Petitioner asserts that he tried to obtain the records through other channels, including through his appellate and post-conviction counsel. He claims that the evidence is relevant to show that shots were not fired from his car during pursuit by the police. However, the Court finds that this allegation is insufficient to constitute good cause. In his Petition, Petitioner claims that "the evidence did not prove beyond a reasonable doubt that petitioner attempted to kill or cause serious physical injury to both officers by shooting one shot from a revolver pointed towards their patrol car." (Pet. p. 6, ECF No. 1) This claim was adjudicated on the merits by the state court, and under § 2254(d)(1), this Court's review is restricted to the record that was before the state courts. Greenlee, 2015 WL 847489, at *2.

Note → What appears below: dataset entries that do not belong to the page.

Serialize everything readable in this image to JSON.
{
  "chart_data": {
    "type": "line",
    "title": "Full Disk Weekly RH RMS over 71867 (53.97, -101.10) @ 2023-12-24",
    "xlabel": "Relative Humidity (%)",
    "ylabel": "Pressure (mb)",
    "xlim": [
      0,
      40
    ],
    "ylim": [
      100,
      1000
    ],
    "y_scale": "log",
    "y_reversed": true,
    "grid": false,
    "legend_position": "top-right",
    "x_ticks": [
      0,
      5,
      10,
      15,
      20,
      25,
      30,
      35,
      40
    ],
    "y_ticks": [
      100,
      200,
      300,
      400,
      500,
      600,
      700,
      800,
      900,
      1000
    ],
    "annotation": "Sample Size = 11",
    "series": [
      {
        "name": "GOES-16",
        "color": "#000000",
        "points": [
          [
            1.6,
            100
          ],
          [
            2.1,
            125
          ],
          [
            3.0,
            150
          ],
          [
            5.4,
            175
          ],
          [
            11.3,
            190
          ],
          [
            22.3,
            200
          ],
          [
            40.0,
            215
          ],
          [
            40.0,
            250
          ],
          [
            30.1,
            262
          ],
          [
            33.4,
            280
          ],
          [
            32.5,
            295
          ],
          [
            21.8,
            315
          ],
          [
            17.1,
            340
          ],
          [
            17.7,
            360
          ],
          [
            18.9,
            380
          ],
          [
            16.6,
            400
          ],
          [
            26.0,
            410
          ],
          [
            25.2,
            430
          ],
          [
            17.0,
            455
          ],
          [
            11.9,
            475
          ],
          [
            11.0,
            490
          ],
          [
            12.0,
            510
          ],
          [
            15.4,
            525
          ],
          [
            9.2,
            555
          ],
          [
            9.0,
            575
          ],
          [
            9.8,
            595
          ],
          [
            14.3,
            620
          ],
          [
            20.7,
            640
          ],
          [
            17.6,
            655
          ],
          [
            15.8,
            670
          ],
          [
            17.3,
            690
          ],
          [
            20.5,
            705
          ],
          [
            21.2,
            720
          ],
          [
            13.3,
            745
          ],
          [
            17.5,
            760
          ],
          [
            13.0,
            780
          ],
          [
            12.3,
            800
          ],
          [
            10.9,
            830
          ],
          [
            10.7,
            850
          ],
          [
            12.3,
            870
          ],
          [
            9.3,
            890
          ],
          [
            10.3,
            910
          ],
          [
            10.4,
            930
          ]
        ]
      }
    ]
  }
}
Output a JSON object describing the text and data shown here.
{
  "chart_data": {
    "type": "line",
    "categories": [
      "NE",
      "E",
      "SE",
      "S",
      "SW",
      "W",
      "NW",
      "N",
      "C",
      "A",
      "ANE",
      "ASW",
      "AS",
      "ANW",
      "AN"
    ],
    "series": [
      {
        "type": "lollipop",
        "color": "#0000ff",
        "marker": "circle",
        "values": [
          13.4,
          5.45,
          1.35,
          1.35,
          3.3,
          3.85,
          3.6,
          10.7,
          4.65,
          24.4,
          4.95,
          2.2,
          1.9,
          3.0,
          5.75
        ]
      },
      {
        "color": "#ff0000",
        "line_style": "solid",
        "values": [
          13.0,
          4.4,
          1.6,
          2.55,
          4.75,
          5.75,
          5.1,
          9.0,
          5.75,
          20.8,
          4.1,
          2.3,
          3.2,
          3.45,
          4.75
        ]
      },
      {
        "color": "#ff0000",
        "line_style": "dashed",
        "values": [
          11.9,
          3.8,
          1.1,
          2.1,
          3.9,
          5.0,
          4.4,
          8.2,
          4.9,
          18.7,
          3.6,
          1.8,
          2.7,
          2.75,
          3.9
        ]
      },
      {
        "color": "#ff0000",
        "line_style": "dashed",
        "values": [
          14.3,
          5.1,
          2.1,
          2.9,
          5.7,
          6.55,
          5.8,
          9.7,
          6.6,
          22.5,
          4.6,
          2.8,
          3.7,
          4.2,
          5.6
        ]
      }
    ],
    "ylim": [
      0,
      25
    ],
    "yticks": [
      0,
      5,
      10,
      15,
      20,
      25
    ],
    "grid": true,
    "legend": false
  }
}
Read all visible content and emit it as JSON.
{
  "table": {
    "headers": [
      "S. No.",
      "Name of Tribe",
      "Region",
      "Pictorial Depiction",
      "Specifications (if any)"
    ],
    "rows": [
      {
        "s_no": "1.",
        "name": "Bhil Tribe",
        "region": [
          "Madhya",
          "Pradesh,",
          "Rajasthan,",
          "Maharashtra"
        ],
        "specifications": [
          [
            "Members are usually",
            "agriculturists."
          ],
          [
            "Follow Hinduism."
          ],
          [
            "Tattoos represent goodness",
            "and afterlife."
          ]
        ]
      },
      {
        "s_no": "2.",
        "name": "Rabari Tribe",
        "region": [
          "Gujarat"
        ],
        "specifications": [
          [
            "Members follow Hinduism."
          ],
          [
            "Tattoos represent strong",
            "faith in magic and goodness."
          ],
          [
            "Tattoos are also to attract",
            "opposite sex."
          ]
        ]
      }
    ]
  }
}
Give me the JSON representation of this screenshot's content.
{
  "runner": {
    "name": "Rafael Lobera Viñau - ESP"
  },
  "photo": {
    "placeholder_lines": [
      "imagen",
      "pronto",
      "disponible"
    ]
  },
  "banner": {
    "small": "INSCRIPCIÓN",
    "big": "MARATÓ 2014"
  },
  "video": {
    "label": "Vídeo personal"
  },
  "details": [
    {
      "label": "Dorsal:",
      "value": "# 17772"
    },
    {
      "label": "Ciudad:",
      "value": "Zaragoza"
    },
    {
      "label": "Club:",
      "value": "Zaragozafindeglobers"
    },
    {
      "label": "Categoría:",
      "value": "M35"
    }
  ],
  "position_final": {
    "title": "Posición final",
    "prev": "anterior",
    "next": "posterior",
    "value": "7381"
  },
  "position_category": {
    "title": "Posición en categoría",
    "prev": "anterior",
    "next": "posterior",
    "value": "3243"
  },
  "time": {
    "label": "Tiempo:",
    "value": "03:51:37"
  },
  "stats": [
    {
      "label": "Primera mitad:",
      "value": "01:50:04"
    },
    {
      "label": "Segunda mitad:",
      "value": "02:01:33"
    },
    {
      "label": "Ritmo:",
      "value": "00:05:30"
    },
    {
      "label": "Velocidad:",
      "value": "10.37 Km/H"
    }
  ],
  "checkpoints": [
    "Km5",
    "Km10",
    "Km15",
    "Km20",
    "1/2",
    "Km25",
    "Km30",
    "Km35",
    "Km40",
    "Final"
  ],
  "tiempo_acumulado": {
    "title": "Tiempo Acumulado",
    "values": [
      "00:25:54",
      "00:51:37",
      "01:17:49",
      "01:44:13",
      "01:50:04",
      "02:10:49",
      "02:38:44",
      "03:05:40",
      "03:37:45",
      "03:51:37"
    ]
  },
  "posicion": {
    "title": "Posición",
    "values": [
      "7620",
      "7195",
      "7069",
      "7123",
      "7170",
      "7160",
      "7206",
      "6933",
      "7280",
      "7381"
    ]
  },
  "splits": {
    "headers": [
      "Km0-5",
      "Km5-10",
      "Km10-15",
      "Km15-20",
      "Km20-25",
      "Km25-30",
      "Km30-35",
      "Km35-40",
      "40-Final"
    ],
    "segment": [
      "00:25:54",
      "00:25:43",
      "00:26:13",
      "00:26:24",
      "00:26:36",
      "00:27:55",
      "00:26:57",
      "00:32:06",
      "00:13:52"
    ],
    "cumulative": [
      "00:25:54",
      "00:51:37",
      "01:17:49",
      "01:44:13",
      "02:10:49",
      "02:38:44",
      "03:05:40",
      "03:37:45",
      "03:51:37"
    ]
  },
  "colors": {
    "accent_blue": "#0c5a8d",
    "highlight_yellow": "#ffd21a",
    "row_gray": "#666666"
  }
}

Petitioner also claims that trial and appellate counsel were ineffective for not obtaining police dispatch tapes. (Pet. p. 9) While it appears Petitioner did not raise this claim in his post-conviction appeal, the conclusory allegations that evidence of the dispatch tapes would exonerate Petitioner are insufficient to demonstrate that additional discovery is warranted. Further, the evidence which Petitioner seeks "could have previously been discovered through the exercise of due diligence." 28 U.S.C. § 2254(e)(2). Instead, Petitioner seeks to reopen and re-litigate his state court case, which he may not do. See Chatman v. Steele, No. 4:08CV1656 DDN, 2009 WL 5030784, at *10 (E.D. Mo. Dec. 14, 2009) (finding that petitioner's motions for 911 recordings and police reports "sought to reopen the record of the state court decisions in his case"). The Court therefore finds that the state court record as filed by Respondent in this case "is sufficient to fully consider all of the grounds for habeas relief." Id.
Accordingly,
IT IS HEREBY ORDERED that Petitioner's Motion for Discovery pursuant to Rule 6 of the Rules Governing § 2254 Cases (ECF No. 8) is DENIED. Dated this 15th day of February, 2017.